Tomorrow is Frank Wilson’s last day as book-review editor of the Philadelphia Inquirer. There was a time when the Inky’s book section was big and ambitious, a multi-page pullout that made the Sunday edition a pleasure to read. Them days is long gone, of course, and with Wilson’s departure I think Inky’s book coverage is about to go down the drain as well.
He cared a good deal about arts coverage and he had many ideas on how to make a books section both lively and profitable. He was a man who fought hard to get a Steve Erickson review running off the front of the Arts & Entertainment section. But I suspect many of his innovative ideas fell on deaf ears. I don’t know if Frank will ever reveal the true sacrifice of his labors. But trust me. The man did everything he could and kept at this game far longer than any reasonable person should.
So the news depresses me. Because Philadelphia was lucky to have Frank Wilson. Hell, the whole nation was lucky to have Frank Wilson. He was possibly too smart for this business. He may have cared too much.
Take the word “possibly” out of that penultimate sentence. Because journalism and newspapering require a high degree of education and literacy from their practitioners, lay people tend to think of journalists as intellectuals. They are not. When somebody in the newspaper biz gets called an intellectual, it may sound like a compliment, but it’s not. To be called an intellectual in the newspaper biz is to be called an impractical, unrealistic, Ivory Tower egghead with no grasp of the hard realities of the news business.
That this view is held by people who have been diligently and indefatigably flushing themselves and their industry down the toilet, inch by inch over the past few decades, hardly matters. They know what it takes to put out A Newspaper That Sells, even if fewer and fewer people each day are interested in buying that newspaper.
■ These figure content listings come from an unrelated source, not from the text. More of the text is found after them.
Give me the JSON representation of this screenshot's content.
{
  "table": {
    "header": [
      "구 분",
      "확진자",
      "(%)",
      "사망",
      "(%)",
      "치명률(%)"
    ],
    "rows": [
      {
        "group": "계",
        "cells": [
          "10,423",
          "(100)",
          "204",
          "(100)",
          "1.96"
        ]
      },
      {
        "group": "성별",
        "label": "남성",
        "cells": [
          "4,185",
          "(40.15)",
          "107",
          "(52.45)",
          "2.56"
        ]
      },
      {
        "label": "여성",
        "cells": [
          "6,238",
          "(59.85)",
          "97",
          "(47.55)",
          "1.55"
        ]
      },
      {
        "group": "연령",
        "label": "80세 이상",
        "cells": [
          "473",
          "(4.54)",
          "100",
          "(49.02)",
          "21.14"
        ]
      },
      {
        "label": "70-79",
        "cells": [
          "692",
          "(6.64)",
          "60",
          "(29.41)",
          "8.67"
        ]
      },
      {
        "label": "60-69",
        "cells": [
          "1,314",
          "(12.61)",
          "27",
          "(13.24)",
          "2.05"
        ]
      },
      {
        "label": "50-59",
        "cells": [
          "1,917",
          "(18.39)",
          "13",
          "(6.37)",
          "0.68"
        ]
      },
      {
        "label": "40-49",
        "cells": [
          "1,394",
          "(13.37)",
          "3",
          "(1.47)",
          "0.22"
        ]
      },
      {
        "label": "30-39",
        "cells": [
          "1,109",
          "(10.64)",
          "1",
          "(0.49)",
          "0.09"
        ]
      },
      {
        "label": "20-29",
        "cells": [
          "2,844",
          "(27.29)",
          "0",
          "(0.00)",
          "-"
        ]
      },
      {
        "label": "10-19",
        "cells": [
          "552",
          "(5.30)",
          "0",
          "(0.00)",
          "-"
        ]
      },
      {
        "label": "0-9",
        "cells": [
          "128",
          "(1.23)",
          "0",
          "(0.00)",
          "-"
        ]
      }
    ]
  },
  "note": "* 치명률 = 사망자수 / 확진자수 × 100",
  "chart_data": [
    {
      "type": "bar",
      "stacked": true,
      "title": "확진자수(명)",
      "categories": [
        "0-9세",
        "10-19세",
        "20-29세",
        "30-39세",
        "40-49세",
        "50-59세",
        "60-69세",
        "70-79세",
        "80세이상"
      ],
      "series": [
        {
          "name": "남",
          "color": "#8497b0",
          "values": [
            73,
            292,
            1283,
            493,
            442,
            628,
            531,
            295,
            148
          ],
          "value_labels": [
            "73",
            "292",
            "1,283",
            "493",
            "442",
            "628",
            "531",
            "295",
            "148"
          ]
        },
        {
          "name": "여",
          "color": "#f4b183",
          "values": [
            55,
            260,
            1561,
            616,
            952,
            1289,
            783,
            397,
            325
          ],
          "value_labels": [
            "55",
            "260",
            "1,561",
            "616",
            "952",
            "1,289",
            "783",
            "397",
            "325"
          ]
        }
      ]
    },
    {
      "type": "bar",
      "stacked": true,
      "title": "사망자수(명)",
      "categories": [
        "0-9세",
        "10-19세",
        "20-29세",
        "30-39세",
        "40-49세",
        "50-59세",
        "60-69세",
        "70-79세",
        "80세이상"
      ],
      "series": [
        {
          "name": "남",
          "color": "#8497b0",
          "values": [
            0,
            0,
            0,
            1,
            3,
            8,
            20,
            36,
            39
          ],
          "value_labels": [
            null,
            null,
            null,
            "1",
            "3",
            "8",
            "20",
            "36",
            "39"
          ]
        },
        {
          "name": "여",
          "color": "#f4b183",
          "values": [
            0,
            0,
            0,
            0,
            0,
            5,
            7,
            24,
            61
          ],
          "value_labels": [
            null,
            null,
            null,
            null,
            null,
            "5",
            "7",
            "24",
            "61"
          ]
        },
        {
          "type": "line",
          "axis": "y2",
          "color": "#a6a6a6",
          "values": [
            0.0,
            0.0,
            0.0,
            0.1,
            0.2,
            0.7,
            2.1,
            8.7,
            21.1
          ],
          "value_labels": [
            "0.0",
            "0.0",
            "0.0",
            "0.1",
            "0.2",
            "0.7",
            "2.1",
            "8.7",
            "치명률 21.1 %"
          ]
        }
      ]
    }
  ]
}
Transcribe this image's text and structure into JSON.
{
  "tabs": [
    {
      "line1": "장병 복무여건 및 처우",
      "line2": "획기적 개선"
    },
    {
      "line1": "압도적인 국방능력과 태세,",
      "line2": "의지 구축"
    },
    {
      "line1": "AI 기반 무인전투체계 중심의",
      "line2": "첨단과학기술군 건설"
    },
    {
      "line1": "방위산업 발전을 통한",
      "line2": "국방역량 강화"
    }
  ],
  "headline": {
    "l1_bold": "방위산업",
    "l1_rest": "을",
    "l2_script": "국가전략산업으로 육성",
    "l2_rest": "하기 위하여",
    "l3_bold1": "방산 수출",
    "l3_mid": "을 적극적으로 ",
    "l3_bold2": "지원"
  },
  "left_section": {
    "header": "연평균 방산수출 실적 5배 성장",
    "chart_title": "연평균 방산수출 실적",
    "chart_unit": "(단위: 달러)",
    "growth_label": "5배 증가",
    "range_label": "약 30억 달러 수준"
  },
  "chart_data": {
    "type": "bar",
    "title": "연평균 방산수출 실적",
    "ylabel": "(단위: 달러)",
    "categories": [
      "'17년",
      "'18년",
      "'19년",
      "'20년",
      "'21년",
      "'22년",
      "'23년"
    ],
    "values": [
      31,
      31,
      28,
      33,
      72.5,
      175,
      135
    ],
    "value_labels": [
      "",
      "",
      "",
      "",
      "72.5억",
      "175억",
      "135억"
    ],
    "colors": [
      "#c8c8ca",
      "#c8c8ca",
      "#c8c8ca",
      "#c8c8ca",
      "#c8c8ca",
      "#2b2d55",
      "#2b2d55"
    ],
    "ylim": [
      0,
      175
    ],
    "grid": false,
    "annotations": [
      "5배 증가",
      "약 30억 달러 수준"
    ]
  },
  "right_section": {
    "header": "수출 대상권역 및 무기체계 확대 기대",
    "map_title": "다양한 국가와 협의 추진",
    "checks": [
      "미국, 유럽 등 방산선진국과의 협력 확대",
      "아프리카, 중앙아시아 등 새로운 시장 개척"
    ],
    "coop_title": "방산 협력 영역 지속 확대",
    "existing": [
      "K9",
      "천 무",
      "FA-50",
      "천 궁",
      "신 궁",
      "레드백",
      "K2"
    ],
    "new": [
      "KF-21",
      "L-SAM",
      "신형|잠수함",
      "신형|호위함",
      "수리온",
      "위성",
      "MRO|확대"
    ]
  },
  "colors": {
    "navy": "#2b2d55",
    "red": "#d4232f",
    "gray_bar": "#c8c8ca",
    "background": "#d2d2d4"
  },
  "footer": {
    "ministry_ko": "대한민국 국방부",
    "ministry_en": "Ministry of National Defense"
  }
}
The glassy eyed indifference of newspaper editors to book reviews no longer surprises me, though it does continue to astonish me.
Back when the apocalyptic “Left Behind” novels were becoming a publishing phenomenon, I spoke with an editor about doing a big feature on the series. I’d already poked through the first book, and I knew that doing the research would entail reading some of the worst English language prose ever set into type, so I made certain to ask what kind of play the article would get.
I was informed, in the tone of voice reserved for a child who thinks the family car can be replaced with a pony, that it would run in the back of the Sunday arts section, where the text would probably also be chopped down to nothing so as to make room for the same canned wire copy being run by every other newspaper in North America that particular week.
But, I said, these books tell us things about the commercial potency of fundamentalist religion, and the strain of end-times thinking in America. No matter. It would be a Book Article, and no Book Article would ever run on the front page of the Sunday arts section. That space was reserved for articles about TV shows that were being watched by people who didn’t read newspapers, but would nevertheless be magically drawn to the newspaper because it ran articles about the TV shows they liked.
As someone who had the word “intellectual” tossed at me a few times during my newspaper days, I realize that my opinion has exactly zero traction with the kind of executives who consider newspapermen like Frank Wilson dispensible luxuries. But in my unrealistic, impractical Ivory Tower egghead way, I continue to think that an industry that rises and falls on the written word should be cultivating people who enjoy the written word, not chasing them away.
The wonder is not that the newspaper industry is dying out. The wonder is that newspapers still exist at all.
I’m not saying that better book coverage would turn around declining newspaper sales. I am saying that a not inconsiderable number of people looked forward to reading the book reviews Frank Wilson edited each week, and that his departure leaves that same number of people with one less reason to give a damn if the Philadelphia Inquirer publishes another edition or simply falls on its side and rolls into the Delaware River. I may be an intellectual, but even I can see that’s a pretty stupid business move.